Okay. So I really need to understand how to do this problem, because nowhere does it say anything in my text about finding the number of relations. Thanks.

Let A = {1,2,3,4,5} and B = {w,x,y,z}
How many relations that
(i) contain (1,w)?
(ii) do not contain (5,z)
(iii) contain (1,w) but not (5,z)

2. Originally Posted by jasone
Okay. So I really need to understand how to do this problem, because nowhere does it say anything in my text about finding the number of relations. Thanks.

Let A = {1,2,3,4,5} and B = {w,x,y,z}
How many relations that
(i) contain (1,w)?
(ii) do not contain (5,z)
(iii) contain (1,w) but not (5,z)
are there any restrictions on our relations? do they have to be functions? etc

3. That's all the question said.

I can see that some of the relations from A to B are the empty set, {(1,w)}, {(1,x)}, {(1,w), (1,x)}, {(2,w), (3,z), (5,x)}, and A x B, for example.

A x B = {(1,w), (1,x), (1,y), (1,z), (2,w), (2,x), (2,y), (2,z), (3,w), ... , (5,y), (5,z)}

But how do I count all of the relations that have (1,w), for instance?

4. Originally Posted by jasone
That's all the question said.

I can see that some of the relations from A to B are the empty set, {(1,w)}, {(1,x)}, {(1,w), (1,x)}, {(2,w), (3,z), (5,x)}, and A x B, for example.

A x B = {(1,w), (1,x), (1,y), (1,z), (2,w), (2,x), (2,y), (2,z), (3,w), ... , (5,y), (5,z)}

But how do I count all of the relations that have (1,w), for instance?
note that |A x B| = 5(4) = 20

so lets say we want relations with (1,w), how can we find all of them?

well, one is {(1,w)}

then we can make one with (1,w) and 1 of the other elements, then one with (1, w) and 2 of the other elements, then one with (1,w) and 3 of the other elements, ...., and finally one with (1,w) and all of the other 19 elements.

how would you count all of those?

5. I got the series 1 (being {(1,w)}) + 19 (choices for a 2nd element) + 19C2 (2 other choices) + 19C3 + ... + 19C17 + 19 + 1
So the finite sum (from i=0 to n=19) nCi would get the answer?

Or in other words, 2^19 = 524288. Is that right?

And for part (ii), I tried 1 (being the empty set) + 19 (choices for one element) + 19C2 + ... + 19C17 + 19 + 1 (all 19 elements).

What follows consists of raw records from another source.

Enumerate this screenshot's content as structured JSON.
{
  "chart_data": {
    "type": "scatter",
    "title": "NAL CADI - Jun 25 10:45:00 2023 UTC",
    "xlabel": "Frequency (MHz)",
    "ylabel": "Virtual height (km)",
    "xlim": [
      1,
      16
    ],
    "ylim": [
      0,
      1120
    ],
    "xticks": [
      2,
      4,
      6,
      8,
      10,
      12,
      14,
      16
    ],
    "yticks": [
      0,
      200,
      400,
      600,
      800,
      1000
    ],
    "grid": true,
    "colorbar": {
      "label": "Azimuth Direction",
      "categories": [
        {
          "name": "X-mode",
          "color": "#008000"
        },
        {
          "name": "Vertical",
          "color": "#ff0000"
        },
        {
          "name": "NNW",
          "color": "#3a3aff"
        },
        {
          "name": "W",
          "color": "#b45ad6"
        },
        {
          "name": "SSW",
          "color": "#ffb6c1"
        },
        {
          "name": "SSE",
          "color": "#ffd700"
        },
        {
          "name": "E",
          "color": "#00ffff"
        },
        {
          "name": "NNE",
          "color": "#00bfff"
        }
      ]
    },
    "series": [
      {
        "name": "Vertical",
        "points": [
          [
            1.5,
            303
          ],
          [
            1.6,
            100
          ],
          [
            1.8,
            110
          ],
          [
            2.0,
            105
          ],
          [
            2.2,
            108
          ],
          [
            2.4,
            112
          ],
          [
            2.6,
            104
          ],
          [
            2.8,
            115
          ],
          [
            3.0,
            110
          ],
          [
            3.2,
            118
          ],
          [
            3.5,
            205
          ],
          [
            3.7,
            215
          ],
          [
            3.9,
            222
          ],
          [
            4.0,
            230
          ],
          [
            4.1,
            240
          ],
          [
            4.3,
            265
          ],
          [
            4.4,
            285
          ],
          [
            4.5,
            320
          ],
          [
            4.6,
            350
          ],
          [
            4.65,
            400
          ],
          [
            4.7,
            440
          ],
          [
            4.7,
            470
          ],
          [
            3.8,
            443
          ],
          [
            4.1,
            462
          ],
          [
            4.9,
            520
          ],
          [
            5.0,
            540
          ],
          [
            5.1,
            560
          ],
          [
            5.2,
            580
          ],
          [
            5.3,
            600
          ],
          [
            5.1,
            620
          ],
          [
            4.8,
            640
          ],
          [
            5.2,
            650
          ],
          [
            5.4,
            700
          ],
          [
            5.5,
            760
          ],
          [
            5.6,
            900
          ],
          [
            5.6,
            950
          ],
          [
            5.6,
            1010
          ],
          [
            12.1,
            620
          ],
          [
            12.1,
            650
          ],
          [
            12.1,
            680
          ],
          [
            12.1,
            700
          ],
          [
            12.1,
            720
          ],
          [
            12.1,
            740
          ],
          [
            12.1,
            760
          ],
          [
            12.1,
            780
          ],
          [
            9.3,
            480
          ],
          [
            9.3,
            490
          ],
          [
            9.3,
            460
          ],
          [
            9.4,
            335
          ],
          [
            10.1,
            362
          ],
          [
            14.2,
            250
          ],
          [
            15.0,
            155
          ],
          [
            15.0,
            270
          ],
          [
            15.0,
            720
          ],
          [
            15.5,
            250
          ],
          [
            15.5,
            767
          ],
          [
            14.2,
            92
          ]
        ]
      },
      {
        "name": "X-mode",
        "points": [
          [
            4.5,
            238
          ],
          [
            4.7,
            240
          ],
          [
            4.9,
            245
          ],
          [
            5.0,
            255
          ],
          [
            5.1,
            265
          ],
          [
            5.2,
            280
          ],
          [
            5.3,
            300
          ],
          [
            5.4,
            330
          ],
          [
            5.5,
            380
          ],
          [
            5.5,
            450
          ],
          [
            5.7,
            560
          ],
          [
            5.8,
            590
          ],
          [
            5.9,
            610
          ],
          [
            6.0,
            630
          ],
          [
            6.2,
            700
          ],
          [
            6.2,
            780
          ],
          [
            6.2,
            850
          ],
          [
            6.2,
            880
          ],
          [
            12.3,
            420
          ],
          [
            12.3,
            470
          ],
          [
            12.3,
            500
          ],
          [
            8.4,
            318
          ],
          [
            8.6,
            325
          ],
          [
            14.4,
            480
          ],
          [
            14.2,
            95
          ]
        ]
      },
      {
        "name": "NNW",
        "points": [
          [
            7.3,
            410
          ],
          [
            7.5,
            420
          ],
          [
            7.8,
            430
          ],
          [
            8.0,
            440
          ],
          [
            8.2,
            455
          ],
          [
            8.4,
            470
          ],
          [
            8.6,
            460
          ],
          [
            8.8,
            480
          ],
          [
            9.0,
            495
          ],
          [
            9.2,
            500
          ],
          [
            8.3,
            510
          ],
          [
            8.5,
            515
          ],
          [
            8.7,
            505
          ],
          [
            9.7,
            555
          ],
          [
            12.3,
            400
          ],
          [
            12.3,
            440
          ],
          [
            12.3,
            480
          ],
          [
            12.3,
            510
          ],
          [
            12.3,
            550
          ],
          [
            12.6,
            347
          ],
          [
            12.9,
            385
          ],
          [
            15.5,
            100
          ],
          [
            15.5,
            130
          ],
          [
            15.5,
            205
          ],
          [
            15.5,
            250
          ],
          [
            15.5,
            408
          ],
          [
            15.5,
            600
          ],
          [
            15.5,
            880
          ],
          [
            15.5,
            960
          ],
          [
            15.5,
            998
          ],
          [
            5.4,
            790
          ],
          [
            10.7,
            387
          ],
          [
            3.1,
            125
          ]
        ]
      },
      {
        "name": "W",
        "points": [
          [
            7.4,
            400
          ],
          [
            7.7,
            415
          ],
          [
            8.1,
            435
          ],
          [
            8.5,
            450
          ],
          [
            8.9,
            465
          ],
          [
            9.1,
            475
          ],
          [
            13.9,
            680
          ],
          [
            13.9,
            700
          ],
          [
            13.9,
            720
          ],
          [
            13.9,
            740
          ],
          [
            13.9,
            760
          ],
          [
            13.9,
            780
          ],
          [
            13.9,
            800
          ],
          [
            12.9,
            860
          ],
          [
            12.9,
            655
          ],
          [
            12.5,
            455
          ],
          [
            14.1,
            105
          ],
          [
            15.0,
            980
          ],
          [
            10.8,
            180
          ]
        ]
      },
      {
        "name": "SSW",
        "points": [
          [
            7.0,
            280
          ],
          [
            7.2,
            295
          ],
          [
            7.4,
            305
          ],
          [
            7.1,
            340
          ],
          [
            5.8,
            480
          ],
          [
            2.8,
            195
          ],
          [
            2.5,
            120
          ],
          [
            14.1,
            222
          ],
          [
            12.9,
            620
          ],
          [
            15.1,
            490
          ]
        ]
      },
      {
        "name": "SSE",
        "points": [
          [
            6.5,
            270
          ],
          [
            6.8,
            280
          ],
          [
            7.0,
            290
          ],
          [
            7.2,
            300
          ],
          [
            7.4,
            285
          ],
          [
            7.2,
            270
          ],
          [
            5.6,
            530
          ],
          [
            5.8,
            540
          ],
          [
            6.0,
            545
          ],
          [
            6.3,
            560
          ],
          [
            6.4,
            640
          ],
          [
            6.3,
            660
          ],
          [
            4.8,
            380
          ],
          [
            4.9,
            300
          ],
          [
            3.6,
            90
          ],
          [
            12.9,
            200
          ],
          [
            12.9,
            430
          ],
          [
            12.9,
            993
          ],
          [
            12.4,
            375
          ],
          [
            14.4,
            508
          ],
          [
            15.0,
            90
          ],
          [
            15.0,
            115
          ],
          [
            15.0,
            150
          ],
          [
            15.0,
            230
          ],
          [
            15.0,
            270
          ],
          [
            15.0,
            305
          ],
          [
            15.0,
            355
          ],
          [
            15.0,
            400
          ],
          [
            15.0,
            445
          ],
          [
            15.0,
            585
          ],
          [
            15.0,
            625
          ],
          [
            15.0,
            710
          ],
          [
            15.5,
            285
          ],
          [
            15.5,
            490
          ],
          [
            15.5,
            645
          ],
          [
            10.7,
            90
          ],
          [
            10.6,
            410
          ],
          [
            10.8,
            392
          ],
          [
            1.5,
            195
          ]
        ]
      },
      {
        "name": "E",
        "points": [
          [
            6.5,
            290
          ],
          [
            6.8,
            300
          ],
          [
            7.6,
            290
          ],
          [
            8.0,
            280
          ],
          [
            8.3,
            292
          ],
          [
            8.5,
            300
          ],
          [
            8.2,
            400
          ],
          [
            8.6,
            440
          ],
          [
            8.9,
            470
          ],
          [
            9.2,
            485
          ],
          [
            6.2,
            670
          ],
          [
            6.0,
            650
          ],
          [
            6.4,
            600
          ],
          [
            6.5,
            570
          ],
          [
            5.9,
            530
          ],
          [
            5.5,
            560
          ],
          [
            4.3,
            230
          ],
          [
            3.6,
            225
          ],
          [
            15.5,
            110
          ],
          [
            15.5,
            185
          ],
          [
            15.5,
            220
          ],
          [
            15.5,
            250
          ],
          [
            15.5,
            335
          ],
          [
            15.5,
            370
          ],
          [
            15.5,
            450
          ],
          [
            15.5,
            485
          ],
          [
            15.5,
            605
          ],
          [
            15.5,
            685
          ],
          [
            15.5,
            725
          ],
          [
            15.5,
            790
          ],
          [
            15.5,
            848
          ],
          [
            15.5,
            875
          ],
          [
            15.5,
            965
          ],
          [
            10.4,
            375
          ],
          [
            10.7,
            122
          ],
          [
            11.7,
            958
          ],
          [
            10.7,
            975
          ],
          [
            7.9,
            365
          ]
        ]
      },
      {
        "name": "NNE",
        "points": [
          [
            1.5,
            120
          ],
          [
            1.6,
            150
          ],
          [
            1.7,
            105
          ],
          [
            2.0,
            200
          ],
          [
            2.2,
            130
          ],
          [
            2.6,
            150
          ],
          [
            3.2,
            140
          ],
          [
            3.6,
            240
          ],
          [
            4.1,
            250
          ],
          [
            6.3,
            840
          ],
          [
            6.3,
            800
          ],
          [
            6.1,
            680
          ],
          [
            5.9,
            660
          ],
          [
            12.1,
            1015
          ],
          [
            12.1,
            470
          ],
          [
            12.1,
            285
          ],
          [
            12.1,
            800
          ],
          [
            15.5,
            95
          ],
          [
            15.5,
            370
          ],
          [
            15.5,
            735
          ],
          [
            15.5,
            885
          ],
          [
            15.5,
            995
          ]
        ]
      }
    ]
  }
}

In other words, again, 2^19. Same answer. Is that right?

And for part (iii), 1 + 18 + 18C2 etc for an answer of 2^18.

Did I do all of this correctly?

6. Originally Posted by jasone
Okay. So I really need to understand how to do this problem, because nowhere does it say anything in my text about finding the number of relations.
Let A = {1,2,3,4,5} and B = {w,x,y,z}, How many relations that
(i) contain (1,w)?
(ii) do not contain (5,z)
(iii) contain (1,w) but not (5,z)
This problem always affords such a wonderful teaching opportunity. I cannot resist.

As already noted, there are a total of $2^{20}$ possible relations from A to B.
These are often called binary relations. This problem in part shows why.
Any one of the relations either contains the pair (1,w) or it does not. Think binary.
So half of the total number of relations contains the pair and half do not.
Half of $2^{20}$ is $2^{19}$. That answers both (i) & (ii).
Half of the relations containing (1,w) also contain (5,z), half do not.
Again, half of $2^{19}$ is $2^{18}$.
Note that $2^{18}$ is one fourth of $2^{20}$.